林玄禮就喜歡她這副精明的神態,也炫耀起自己的智商:「一石二鳥嘛。我和那癟犢子本來就不對付,把他能的,當上經理第一天就給我下馬威,當眾把我罵的跟孫子似的,嘿,真把自己當回事,客人奔著主廚來定位置,誰聽說過奔著經理服務好來吃飯的?原先想放假都不行,一年到頭沒有休息時間,這次既把他擠兌走了,還給自己弄了一個月假期,划算的不得了。」

曖昧的擠擠眼。

經理:「應該有別的餐廳挖你過去吧?我聽說高蜜放話說要殺了你。」

林玄禮滿臉都是青年男子特有的輕蔑狂妄:「他算個屁啊。還殺了我,把牛蛋給他裝上他也沒這個膽子。」

經理想想也是,和諧社會,有幾個人能因為工作被人擠沒了就殺人報復呢?況且高蜜把自己擠掉的手段同樣不正當,那傢伙心機太重,可以換一個地方繼續工作,照樣能很快攀升。

首席燒烤師的回歸首日,對餐廳和食客來說區別不大,林玄禮穿的雪白整潔,站在自己的主場中,遊刃有餘的操縱自己煙熏火燎變換花樣的燒烤技巧,把本來就很好吃的食材變得更好吃,把肉烤的外酥里嫩,精妙的控制著美拉德反應。

麻將塊大小的肉串在炙烤後有種油炸的風情,烤過的甜椒也變得更甜。

凌晨兩點下班,先把視頻傳上去,不知道啥時候才能過審。

帶上幾名好友回到家裡,路上分別有人買了炭和啤酒、雞翅,他準備好了羊排羊腿準備上頂樓天台燒烤。

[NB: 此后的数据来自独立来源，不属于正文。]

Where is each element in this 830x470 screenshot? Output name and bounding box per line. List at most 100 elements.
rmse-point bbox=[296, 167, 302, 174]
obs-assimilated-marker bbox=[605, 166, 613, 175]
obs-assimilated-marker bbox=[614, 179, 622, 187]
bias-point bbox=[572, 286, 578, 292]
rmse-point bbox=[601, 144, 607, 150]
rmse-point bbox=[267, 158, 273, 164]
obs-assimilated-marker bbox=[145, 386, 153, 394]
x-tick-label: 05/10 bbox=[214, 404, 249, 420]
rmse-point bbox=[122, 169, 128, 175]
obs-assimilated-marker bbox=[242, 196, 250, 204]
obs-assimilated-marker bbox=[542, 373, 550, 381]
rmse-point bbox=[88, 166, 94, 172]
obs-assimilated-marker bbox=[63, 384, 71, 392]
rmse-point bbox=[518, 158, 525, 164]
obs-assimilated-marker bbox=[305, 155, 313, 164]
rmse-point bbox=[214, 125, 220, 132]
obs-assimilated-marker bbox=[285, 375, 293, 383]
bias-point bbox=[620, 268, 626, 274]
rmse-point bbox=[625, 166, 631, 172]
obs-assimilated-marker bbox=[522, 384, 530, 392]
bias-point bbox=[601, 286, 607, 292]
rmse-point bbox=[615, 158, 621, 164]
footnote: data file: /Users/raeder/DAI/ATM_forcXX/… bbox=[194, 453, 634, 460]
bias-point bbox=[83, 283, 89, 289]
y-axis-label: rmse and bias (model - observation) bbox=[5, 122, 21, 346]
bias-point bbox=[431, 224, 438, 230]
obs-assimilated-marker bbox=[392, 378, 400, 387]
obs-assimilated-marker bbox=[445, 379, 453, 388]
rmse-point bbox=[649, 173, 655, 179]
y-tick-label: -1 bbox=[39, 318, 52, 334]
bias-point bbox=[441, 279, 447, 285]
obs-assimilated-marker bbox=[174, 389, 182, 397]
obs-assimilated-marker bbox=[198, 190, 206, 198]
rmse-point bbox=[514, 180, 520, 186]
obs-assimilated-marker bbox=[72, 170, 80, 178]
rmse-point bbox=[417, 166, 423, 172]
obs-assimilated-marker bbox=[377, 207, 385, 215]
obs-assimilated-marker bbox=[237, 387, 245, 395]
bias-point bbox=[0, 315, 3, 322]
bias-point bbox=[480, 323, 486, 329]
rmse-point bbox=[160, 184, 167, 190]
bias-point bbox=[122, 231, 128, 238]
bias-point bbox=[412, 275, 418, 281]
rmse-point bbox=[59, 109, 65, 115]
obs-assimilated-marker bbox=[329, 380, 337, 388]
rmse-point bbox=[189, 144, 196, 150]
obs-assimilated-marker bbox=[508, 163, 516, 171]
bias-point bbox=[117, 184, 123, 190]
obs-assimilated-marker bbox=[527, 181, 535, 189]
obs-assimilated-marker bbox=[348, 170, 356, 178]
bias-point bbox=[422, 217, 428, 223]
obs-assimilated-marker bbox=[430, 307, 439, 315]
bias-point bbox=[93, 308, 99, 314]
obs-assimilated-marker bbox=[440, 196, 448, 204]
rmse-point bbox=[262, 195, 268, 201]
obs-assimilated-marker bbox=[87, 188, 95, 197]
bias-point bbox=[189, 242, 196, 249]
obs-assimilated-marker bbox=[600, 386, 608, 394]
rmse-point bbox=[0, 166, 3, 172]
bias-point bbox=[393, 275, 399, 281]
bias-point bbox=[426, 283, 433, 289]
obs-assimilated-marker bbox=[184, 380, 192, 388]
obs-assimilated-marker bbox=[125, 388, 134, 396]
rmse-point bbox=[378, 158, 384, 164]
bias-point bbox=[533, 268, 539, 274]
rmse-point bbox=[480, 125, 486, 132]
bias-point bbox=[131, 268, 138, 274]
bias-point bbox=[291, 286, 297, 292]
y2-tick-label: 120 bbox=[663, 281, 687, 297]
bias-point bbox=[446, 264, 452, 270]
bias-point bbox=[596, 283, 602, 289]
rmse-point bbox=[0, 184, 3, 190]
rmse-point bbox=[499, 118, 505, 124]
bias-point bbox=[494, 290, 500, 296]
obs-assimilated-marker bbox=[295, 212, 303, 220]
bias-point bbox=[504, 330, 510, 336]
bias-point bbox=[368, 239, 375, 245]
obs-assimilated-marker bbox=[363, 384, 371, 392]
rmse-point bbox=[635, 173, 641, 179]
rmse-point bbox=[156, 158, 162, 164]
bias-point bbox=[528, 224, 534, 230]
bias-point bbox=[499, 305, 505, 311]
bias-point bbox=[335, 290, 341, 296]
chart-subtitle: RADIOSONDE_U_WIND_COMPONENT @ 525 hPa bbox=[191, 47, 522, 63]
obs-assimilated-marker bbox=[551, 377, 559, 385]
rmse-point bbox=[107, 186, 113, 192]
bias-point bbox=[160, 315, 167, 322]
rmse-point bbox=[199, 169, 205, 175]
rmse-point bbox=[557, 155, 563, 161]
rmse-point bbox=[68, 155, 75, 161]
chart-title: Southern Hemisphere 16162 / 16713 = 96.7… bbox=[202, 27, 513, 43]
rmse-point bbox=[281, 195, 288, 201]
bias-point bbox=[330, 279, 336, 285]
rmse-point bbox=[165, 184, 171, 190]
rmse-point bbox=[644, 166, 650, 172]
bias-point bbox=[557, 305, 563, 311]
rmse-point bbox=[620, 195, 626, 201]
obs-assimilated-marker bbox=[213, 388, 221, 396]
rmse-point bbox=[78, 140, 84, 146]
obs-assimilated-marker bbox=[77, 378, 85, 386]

「哎?大禮你家停電了?沒WiFi啊,路由器不亮了,網線怎麼斷了。」

黑暗中有人笑嘻嘻的問:「暴風雪山莊殺人事件?」

一群自詡壯漢的瘦猴和胖子們嘻嘻哈哈的笑了起來。「這裡有高中生嗎?」

「沒女的不要緊。柯南離不開小蘭,金田一離不開美雪。」

「你們忘了福爾摩斯和華生嗎?」

「哈哈哈哈那門可得上鎖還得把樓梯弄斷。」林玄禮掏手機點開手電筒,看了看:「還真特么是被切斷了,進賊了?給我三分鐘時間,我有絕緣膠帶,剝點皮兒把線重新接一下就行,這小區信號特差,全靠網線撐著。」

……

碎片式的回憶到這裡戛然而止,被大紅松江細布包裹的嬰孩憋得滿臉通紅,始終沒想出來接下來發生了什麼,憤怒的想要捶床,又想起自己被一個噴香柔軟苗條的巨大女人摟在懷裡,這幾天聽那些模模糊糊的柔聲軟語說,好像是自己這次魂穿后的親媽,剛生完孩子挺不容易,自己手重,不想錘到她。掙扎了一下,自己被襁褓裹的像個小木乃伊,手腳都動彈不了,之前費了吃奶的力氣才把小胳膊□□,眼前還看不清楚,只能把不怎麼受控制的手懟進嘴裡吧唧兩口。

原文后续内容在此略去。